A corner of Morgan’s mouth turned smugly upwards. Letting go of her pants, he headed for the car.
“I feel like such a tool,” Audrey muttered, and stuck her tongue out at his retreating back. Cupping her hands around her mouth again, she continued to call for the missing doctor until Morgan summoned her to him.
“Take a look at this,” he said as she picked her way through the underbrush to his side. He bent down, crawling halfway onto the driver’s seat before reemerging a minute later with a shiny gold bracelet in his grasp.
“What is that?” she asked.
“A gift,” he said and held it out to her. “From your movie parent.”
For a split second, Audrey felt like a heel for every mean thought she’d entertained about the missing Doctor Walker. It took her a minute to remember that none of this was real.
Thank God.
“You’re supposed to put it on,” Morgan said, his arm still extended for her to accept the bracelet.
Audrey made a slight face. “I feel like I’m stealing someone else’s life.”
Half sighing and laughing, Morgan held up his palm again. “You know, I don’t think you’re quite getting the point.”
“Oh, all right!” She snatched the bracelet from his hand before he started calling himself her Daddy again. Her stomach performing giddy acrobatics inside her, she glared at him as she squeezed the band of gold jewelry over the meatiest part of her hand and onto her wrist. “There, happy?”
“Ecstatic. If I have to do remind you to do what I tell you one more time, I’m going to do my talking on your behind.”
For God’s sake, was she actually enjoying his threats? Embarrassed, Audrey moved aside so Morgan could shut the car door. She fell into step behind him where she could continue to make faces at his back without his knowing.

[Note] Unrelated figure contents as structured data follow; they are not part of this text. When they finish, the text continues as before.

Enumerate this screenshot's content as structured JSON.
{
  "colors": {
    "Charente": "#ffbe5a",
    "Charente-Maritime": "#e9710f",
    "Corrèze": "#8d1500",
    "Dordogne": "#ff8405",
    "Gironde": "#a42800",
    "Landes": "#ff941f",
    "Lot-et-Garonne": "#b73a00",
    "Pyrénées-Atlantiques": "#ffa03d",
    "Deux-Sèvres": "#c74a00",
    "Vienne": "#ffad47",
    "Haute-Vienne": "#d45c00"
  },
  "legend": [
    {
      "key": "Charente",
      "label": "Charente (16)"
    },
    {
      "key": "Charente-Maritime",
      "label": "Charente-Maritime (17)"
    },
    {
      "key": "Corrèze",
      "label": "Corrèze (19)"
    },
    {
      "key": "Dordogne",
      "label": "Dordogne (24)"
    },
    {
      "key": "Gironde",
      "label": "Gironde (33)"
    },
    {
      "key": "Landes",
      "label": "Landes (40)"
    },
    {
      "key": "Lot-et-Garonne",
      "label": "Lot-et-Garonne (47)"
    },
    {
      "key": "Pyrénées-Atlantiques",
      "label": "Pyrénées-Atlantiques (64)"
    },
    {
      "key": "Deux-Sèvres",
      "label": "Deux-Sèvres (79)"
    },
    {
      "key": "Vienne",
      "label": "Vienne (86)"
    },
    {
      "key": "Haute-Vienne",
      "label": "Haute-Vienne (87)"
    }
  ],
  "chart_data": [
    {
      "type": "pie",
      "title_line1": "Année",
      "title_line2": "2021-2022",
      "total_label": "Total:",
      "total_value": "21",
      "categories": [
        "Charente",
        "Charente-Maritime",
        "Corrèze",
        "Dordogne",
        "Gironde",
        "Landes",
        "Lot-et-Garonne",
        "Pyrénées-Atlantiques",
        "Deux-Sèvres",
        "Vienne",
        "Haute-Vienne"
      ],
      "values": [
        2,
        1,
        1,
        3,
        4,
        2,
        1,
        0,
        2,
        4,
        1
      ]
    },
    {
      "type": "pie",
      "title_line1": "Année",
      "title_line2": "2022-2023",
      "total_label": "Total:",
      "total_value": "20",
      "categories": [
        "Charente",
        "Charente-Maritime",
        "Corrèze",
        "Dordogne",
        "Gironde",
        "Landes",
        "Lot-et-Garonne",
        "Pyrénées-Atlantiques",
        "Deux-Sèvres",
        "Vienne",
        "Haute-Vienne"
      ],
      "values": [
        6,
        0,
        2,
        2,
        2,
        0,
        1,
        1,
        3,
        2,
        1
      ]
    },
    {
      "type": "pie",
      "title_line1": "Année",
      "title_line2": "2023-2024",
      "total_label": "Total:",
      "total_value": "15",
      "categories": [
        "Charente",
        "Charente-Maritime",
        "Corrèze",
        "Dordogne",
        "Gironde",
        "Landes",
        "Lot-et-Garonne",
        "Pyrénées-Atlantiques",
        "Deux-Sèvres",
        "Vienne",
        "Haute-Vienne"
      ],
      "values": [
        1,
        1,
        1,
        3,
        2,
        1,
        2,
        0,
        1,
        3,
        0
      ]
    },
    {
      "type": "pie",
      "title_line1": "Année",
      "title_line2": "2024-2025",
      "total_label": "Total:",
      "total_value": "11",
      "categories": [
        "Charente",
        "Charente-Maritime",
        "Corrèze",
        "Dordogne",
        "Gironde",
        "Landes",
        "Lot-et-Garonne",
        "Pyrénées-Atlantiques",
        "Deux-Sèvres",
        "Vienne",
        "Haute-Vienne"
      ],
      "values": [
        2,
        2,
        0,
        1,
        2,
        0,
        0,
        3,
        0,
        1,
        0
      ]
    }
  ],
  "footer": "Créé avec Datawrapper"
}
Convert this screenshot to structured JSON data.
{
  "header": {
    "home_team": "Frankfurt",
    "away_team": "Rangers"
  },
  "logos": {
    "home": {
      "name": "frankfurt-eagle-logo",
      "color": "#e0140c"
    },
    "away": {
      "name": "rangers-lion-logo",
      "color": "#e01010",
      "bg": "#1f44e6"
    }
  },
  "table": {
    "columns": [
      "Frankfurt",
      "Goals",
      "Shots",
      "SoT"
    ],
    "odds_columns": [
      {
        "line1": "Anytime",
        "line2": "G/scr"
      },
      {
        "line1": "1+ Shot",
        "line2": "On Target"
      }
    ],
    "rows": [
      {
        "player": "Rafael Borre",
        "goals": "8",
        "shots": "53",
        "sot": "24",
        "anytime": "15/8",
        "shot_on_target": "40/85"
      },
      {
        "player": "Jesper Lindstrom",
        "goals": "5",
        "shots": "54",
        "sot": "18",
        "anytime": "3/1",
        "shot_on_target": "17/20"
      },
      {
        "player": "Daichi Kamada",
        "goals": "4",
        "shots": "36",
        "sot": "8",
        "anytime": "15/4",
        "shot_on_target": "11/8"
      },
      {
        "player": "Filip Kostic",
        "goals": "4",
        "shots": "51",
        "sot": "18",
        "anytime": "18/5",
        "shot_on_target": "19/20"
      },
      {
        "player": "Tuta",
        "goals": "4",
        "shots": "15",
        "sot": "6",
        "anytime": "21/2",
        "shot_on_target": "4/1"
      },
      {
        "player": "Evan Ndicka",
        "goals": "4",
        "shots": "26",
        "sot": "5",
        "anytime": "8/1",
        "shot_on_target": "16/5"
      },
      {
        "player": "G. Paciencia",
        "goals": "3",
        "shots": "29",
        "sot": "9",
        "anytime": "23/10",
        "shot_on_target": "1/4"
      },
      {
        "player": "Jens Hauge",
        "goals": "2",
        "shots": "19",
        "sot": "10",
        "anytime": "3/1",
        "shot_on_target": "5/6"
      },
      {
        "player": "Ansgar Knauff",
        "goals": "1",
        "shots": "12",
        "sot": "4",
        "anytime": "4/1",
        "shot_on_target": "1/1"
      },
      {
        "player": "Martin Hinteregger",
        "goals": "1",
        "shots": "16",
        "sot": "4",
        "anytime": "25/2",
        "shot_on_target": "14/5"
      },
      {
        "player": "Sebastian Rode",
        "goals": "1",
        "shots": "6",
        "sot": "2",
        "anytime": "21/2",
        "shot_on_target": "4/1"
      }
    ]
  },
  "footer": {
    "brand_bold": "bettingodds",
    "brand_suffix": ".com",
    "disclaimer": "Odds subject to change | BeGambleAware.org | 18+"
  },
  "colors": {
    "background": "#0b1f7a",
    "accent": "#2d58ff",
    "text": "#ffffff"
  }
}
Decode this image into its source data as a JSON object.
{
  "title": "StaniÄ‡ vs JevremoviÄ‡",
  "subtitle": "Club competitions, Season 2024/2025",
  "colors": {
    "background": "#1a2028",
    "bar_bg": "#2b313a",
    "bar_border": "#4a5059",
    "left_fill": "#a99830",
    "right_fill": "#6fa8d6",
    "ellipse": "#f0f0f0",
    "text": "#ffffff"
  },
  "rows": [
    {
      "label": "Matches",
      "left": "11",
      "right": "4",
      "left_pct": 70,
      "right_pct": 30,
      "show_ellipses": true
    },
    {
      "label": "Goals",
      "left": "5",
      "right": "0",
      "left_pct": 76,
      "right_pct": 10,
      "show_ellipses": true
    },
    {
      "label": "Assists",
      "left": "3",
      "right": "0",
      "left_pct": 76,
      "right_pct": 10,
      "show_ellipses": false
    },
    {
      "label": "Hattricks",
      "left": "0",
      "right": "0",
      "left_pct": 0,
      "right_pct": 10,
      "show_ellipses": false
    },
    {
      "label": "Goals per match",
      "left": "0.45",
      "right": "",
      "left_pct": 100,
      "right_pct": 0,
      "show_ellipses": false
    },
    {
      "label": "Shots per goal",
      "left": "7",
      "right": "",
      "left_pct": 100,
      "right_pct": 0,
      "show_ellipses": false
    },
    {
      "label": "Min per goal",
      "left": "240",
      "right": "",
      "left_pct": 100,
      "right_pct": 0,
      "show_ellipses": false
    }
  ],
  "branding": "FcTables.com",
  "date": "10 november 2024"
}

Instead of climbing back up the short hill to the road, Morgan took her further into the dark woods. Just before they reached the bottom of the incline, Audrey saw the trees around her brighten and felt as the vacuum began to pull at her.
“Ugh,” she said, just before it overtook her once more.
Suddenly the forest was gone and a vast and rocky desert stretched out before and behind them, with high rocky cliffs flanking either side of them as far as the eye could follow. The ground beneath her feet was hard and cracked, like an ancient, dried-up riverbed. The heat burned through the soles of her shoes as hot as the gray sun beating down upon her back.
She stopped in her tracks.
“What the hell? Where did the woods go?” Audrey turned around, but the dry river bed and rocks extended as far as she could see behind her, too. “Where’s the town? How can you have a dried-up desert and a lush evergreen forest within a few seconds of walking from one another?”
He laughed. “Yeah, I know. Fun, isn’t it?”
“My God,” she said. “This place comes with everything: sand, cactus, baking hot sun, scrub brush, dead cow’s skull…”
“Spider cave at the top of the cliff,” Morgan interjected, then thumbed behind them.
Audrey turned to look up, shading her eyes against the glare of the sun. “Holy cow, that’s way up there.” She sized up the rock wall, and then looked down at the jagged rocks that cascaded down the side to the bottom of the river bed. “This looks so familiar. Where have I seen this before?”
“Deep in the burning desert, where nothing can survive, lives the dreaded Gila monster,” Morgan said in a deep, melodramatic voice.
“Oh, for crying out loud,” Audrey said. “This is the set for The Giant Gila Monster? I just watched this movie.”
He grinned.
Her eyes narrowed as she raised her face to the sun to study the cave again. “What’s the shiny thing, up there?”